Jacques Chirac a inauguré « son » musée

Onze ans après le lancement du projet, le président Jacques Chirac a inauguré mardi 20 juin le Musée du Quai Branly, dédidé aux arts d'Afrique, d'Océanie, d'Asie et des Amériques. 

		(Photo : AFP)
Onze ans après le lancement du projet, le président Jacques Chirac a inauguré mardi 20 juin le Musée du Quai Branly, dédidé aux arts d'Afrique, d'Océanie, d'Asie et des Amériques.
(Photo : AFP)
Initiateur du projet dès 1995, amateur reconnu d’arts premiers auxquels il voulait rendre « leur juste place » dans les musées français, le président a inauguré mardi matin le musée consacré aux cultures non européennes dont il a la paternité. Onze après le lancement du projet et au terme de cinq ans de travaux, le musée ouvrira ses portes au public le 23 juin prochain. Pour franchir le seuil de ce musée très attendu, le président était entouré du secrétaire général de l'Onu Kofi Annan et de plusieurs personnalités étrangères. Le musée du quai Branly, déjà baptisé le « musée du regard de l’Autre », constitue la réalisation culturelle majeure des douze années de présidence de Jacques Chirac. Ce musée est le premier d'envergure à sortir de terre en France depuis le Centre Pompidou en 1977.

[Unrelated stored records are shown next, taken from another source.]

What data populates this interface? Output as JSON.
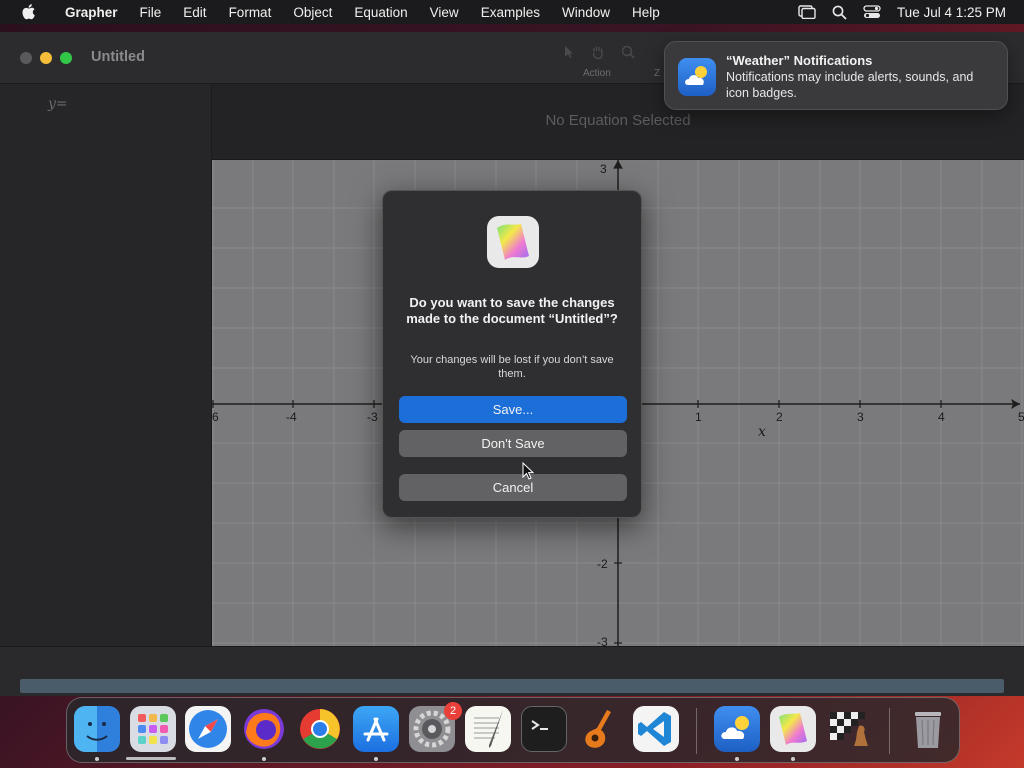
{
  "menubar": {
    "app_name": "Grapher",
    "items": [
      "File",
      "Edit",
      "Format",
      "Object",
      "Equation",
      "View",
      "Examples",
      "Window",
      "Help"
    ],
    "clock": "Tue Jul 4  1:25 PM"
  },
  "window": {
    "title": "Untitled",
    "toolbar_labels": [
      "Action",
      "Z"
    ],
    "sidebar_label": "y=",
    "add_label": "+",
    "no_equation": "No Equation Selected"
  },
  "graph": {
    "x_ticks": [
      "6",
      "-4",
      "-3",
      "1",
      "2",
      "3",
      "4",
      "5"
    ],
    "y_ticks": [
      "3",
      "-2",
      "-3"
    ],
    "x_axis_label": "x",
    "background": "#7a7a7c"
  },
  "dialog": {
    "headline": "Do you want to save the changes made to the document “Untitled”?",
    "subtext": "Your changes will be lost if you don’t save them.",
    "save_label": "Save...",
    "dont_save_label": "Don't Save",
    "cancel_label": "Cancel",
    "accent": "#1c6ed9"
  },
  "notification": {
    "title": "“Weather” Notifications",
    "body": "Notifications may include alerts, sounds, and icon badges."
  },
  "dock": {
    "settings_badge": "2",
    "apps": [
      "finder-icon",
      "launchpad-icon",
      "safari-icon",
      "firefox-icon",
      "chrome-icon",
      "app-store-icon",
      "system-settings-icon",
      "textedit-icon",
      "terminal-icon",
      "garageband-icon",
      "vscode-icon",
      "weather-icon",
      "grapher-icon",
      "chess-icon",
      "trash-icon"
    ]
  }
}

Qui un pinceau à la main, qui un câble, qui un marteau-piqueur, le musée du quai Branly -consacré aux arts d’Afrique, d’Océanie, d’Asie et des Amériques- ressemblait à une ruche affolée lundi, veille de l’inauguration des lieux par Jacques Chirac. Seuls les grands mâts totémiques, les statuettes au port de tête altier à l’instar de la grande sculpture djennenké (Mali) semblaient prêtes, au garde à vous, en attendant la visite officielle du président de la République. Onze après le lancement du projet et au terme de cinq ans de travaux, le président a coupé le cordon, mardi, en présence de Lionel Jospin qui, alors qu’il était premier ministre, lui avait donné son feu vert pour la réalisation du musée en 1998. Parmi les personnalités invitées, figuraient le secrétaire général de l'Onu Kofi Annan, le ministre australien des Affaires étrangères Alexander Donner, le prix Nobel de la paix guatémaltèque Rigoberta Manchu, et le Premier ministre du territoire canadien du Nunavut, Paul Okalik.

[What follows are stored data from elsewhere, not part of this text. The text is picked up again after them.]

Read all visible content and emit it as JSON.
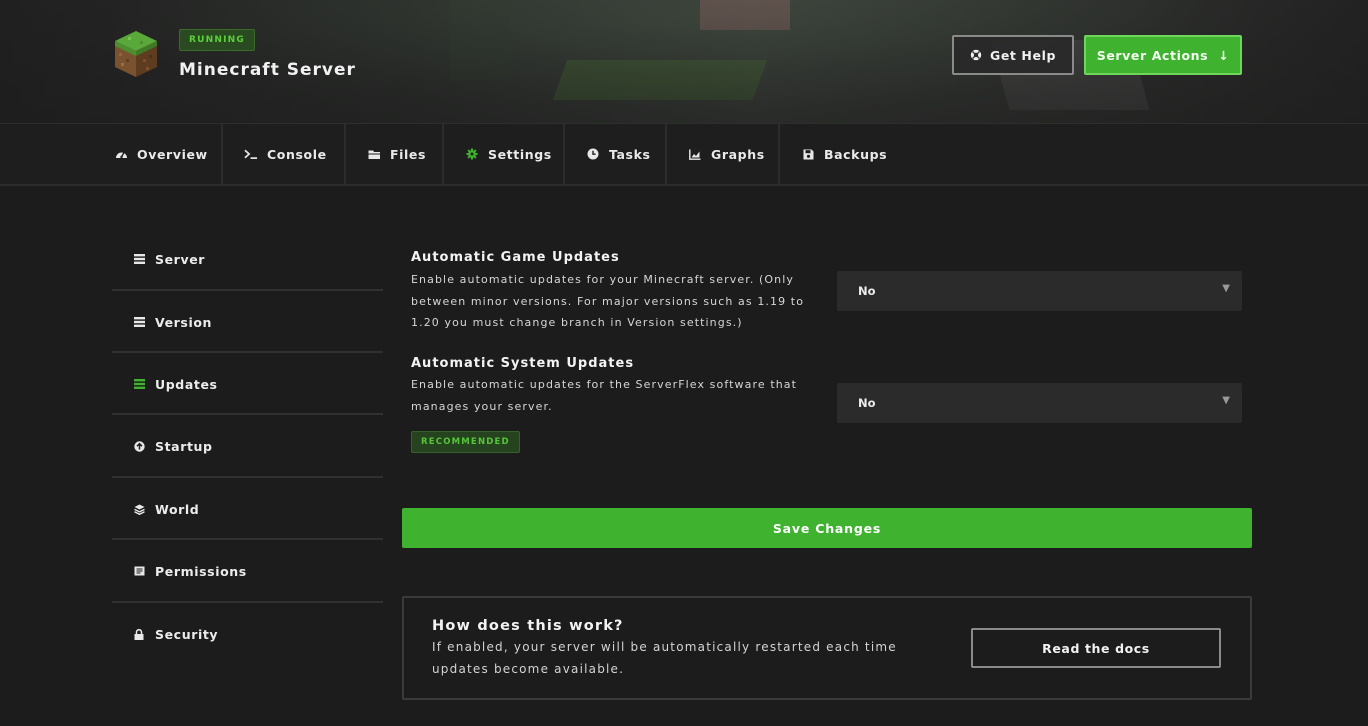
{
  "header": {
    "status": "RUNNING",
    "server_name": "Minecraft Server",
    "help_label": "Get Help",
    "actions_label": "Server Actions",
    "actions_arrow": "↓"
  },
  "tabs": [
    {
      "label": "Overview",
      "icon": "gauge-icon"
    },
    {
      "label": "Console",
      "icon": "terminal-icon"
    },
    {
      "label": "Files",
      "icon": "folder-icon"
    },
    {
      "label": "Settings",
      "icon": "gear-icon",
      "active": true
    },
    {
      "label": "Tasks",
      "icon": "clock-icon"
    },
    {
      "label": "Graphs",
      "icon": "chart-icon"
    },
    {
      "label": "Backups",
      "icon": "save-icon"
    }
  ],
  "sidebar": {
    "items": [
      {
        "label": "Server",
        "icon": "list-icon"
      },
      {
        "label": "Version",
        "icon": "list-icon"
      },
      {
        "label": "Updates",
        "icon": "list-icon",
        "active": true
      },
      {
        "label": "Startup",
        "icon": "arrow-up-circle-icon"
      },
      {
        "label": "World",
        "icon": "layers-icon"
      },
      {
        "label": "Permissions",
        "icon": "document-icon"
      },
      {
        "label": "Security",
        "icon": "lock-icon"
      }
    ]
  },
  "settings": {
    "game_updates": {
      "title": "Automatic Game Updates",
      "desc_line1": "Enable automatic updates for your Minecraft server. (Only",
      "desc_line2": "between minor versions. For major versions such as 1.19 to",
      "desc_line3": "1.20 you must change branch in Version settings.)",
      "value": "No"
    },
    "system_updates": {
      "title": "Automatic System Updates",
      "desc_line1": "Enable automatic updates for the ServerFlex software that",
      "desc_line2": "manages your server.",
      "value": "No",
      "badge": "RECOMMENDED"
    },
    "save_label": "Save Changes"
  },
  "info": {
    "title": "How does this work?",
    "line1": "If enabled, your server will be automatically restarted each time",
    "line2": "updates become available.",
    "docs_label": "Read the docs"
  },
  "colors": {
    "accent": "#3fb22f",
    "background": "#1c1c1c",
    "running": "#5bd03b"
  }
}
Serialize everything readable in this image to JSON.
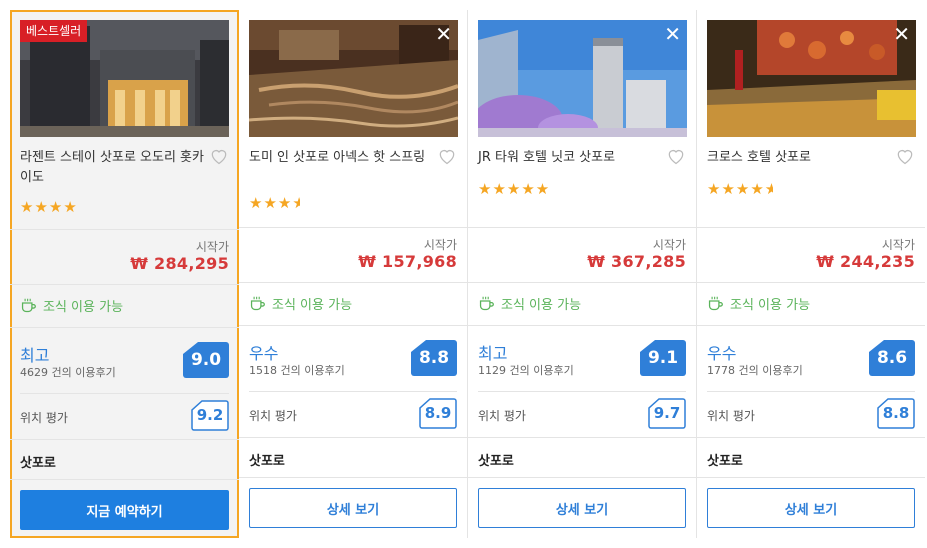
{
  "hotels": [
    {
      "badge": "베스트셀러",
      "name": "라젠트 스테이 삿포로 오도리 홋카이도",
      "stars": "★★★★",
      "price_from": "시작가",
      "price": "₩ 284,295",
      "breakfast": "조식 이용 가능",
      "rating_word": "최고",
      "reviews": "4629 건의 이용후기",
      "score": "9.0",
      "location_label": "위치 평가",
      "location_score": "9.2",
      "city": "삿포로",
      "button": "지금 예약하기"
    },
    {
      "close": "✕",
      "name": "도미 인 삿포로 아넥스 핫 스프링",
      "stars": "★★★",
      "price_from": "시작가",
      "price": "₩ 157,968",
      "breakfast": "조식 이용 가능",
      "rating_word": "우수",
      "reviews": "1518 건의 이용후기",
      "score": "8.8",
      "location_label": "위치 평가",
      "location_score": "8.9",
      "city": "삿포로",
      "button": "상세 보기"
    },
    {
      "close": "✕",
      "name": "JR 타워 호텔 닛코 삿포로",
      "stars": "★★★★★",
      "price_from": "시작가",
      "price": "₩ 367,285",
      "breakfast": "조식 이용 가능",
      "rating_word": "최고",
      "reviews": "1129 건의 이용후기",
      "score": "9.1",
      "location_label": "위치 평가",
      "location_score": "9.7",
      "city": "삿포로",
      "button": "상세 보기"
    },
    {
      "close": "✕",
      "name": "크로스 호텔 삿포로",
      "stars": "★★★★",
      "price_from": "시작가",
      "price": "₩ 244,235",
      "breakfast": "조식 이용 가능",
      "rating_word": "우수",
      "reviews": "1778 건의 이용후기",
      "score": "8.6",
      "location_label": "위치 평가",
      "location_score": "8.8",
      "city": "삿포로",
      "button": "상세 보기"
    }
  ],
  "star_ratings": [
    4,
    3.5,
    5,
    4.5
  ],
  "colors": {
    "accent_blue": "#2f7fd8",
    "price_red": "#d63a3a",
    "star_orange": "#f5a623",
    "breakfast_green": "#5ab35a",
    "badge_red": "#d81f26",
    "highlight_border": "#f5a623"
  },
  "icons": [
    "heart-icon",
    "coffee-cup-icon",
    "close-icon",
    "star-icon"
  ]
}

S’attardant devant l’une des œuvres emblématiques du musée, une statuette androgyne djennenké datant du Xe-XIe siècle, le président a déclaré : « Au cœur de notre démarche, il y a le refus de l’ethnocentrisme, de cette prétention déraisonnable et inacceptable de l’Occident à porter, en lui seul, le destin de l’humanité. (…) Ce sont là des préjugés absurdes et choquants. Ils doivent être combattus. Car il n’existe pas plus de hiérarchie entre les arts et les cultures qu’il n’existe de hiérarchie entre les peuples. C’est d’abord cette conviction, celle de l’égale dignité des cultures du monde, qui fonde le musée du quai Branly », a-t-il ajouté, souriant, devant un cortège de mécènes et de marchands d’art. Puis il s’est entretenu avec ses invités -parmi lesquels Kofi Annan ou bien encore le secrétaire général de l'organisation internationale de la francophonie, Abdou Diouf- de telle pièce parmi les quelque 3 500 exposées sur 300 000 conservées par le musée.

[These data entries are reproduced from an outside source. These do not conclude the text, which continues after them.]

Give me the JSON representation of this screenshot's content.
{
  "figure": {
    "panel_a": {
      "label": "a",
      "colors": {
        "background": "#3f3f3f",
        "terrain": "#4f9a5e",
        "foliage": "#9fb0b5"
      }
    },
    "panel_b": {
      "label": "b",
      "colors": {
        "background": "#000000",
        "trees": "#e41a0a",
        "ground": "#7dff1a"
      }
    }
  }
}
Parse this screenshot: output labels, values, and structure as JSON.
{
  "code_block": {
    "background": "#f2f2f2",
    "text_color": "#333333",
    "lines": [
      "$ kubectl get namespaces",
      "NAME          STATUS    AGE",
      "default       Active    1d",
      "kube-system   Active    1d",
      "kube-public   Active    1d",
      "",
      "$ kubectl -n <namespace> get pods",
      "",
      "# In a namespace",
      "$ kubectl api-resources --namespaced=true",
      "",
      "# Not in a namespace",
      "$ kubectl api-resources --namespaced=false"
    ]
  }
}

« C’est une excellente chose que les Français décident de promouvoir les cultures africaines, qu’elles soient magnifiées au cœur de Paris et que ces œuvres soient valorisées », s’est réjoui le docteur Abdoulaye Camara, conservateur du musée de l’institut fondamental d’Afrique noire de Dakar. Christiane Taubira, députée (PRG) de Guyane, quant à elle plus nuancée, a déclaré « relever avec satisfaction que les pays d’origine de ces multiples objets ne [soient] pas traités en colonies d’un ancien empire, mais au titre de ce qu’ils étaient, dans leur indépendance et leur rayonnement, avant le choc violent des conquêtes coloniales », objectant toutefois que « ces objets ont pour propriétaires ultimes les pays où ils furent imaginés et fabriqués (…). La grande visibilité de la richesse des collections (...) offre l’occasion de poser la question de la restitution et du partage de ces biens et des savoirs qui leurs sont attachés ».

Un million de visiteurs attendus par an

Il était alors maire de Paris, en 1992, lorsque Jacques Chirac rencontra Jacques Kerchache, passionné, comme lui, par les arts et les civilisations lointaines. C’est à ce moment là que germa le projet de leur consacrer un espace privilégié. Objet d’un concert de louanges dans les médias français, le musée -qui a coûté 235,2 millions d’euros, soit 7% de plus que le budget initial- aura toutefois suscité la critique de certains anthropologues et ethnologues, à l’instar de Jean-Loup Amselle, directeur d’études à l’école des hautes études de sciences sociales (EHESS), déclarant : « C’est un musée cliché, une coquille vide. (…) C’est la conception même du musée qui me gêne. Elle renvoie à une ethnologie du passé, de peuples sans histoire, associés à la préhistoire, alors que ces peuples sont présents, ils sont parmi nous à travers l’immigration comme les Bambaras », d'Afrique de l’Ouest.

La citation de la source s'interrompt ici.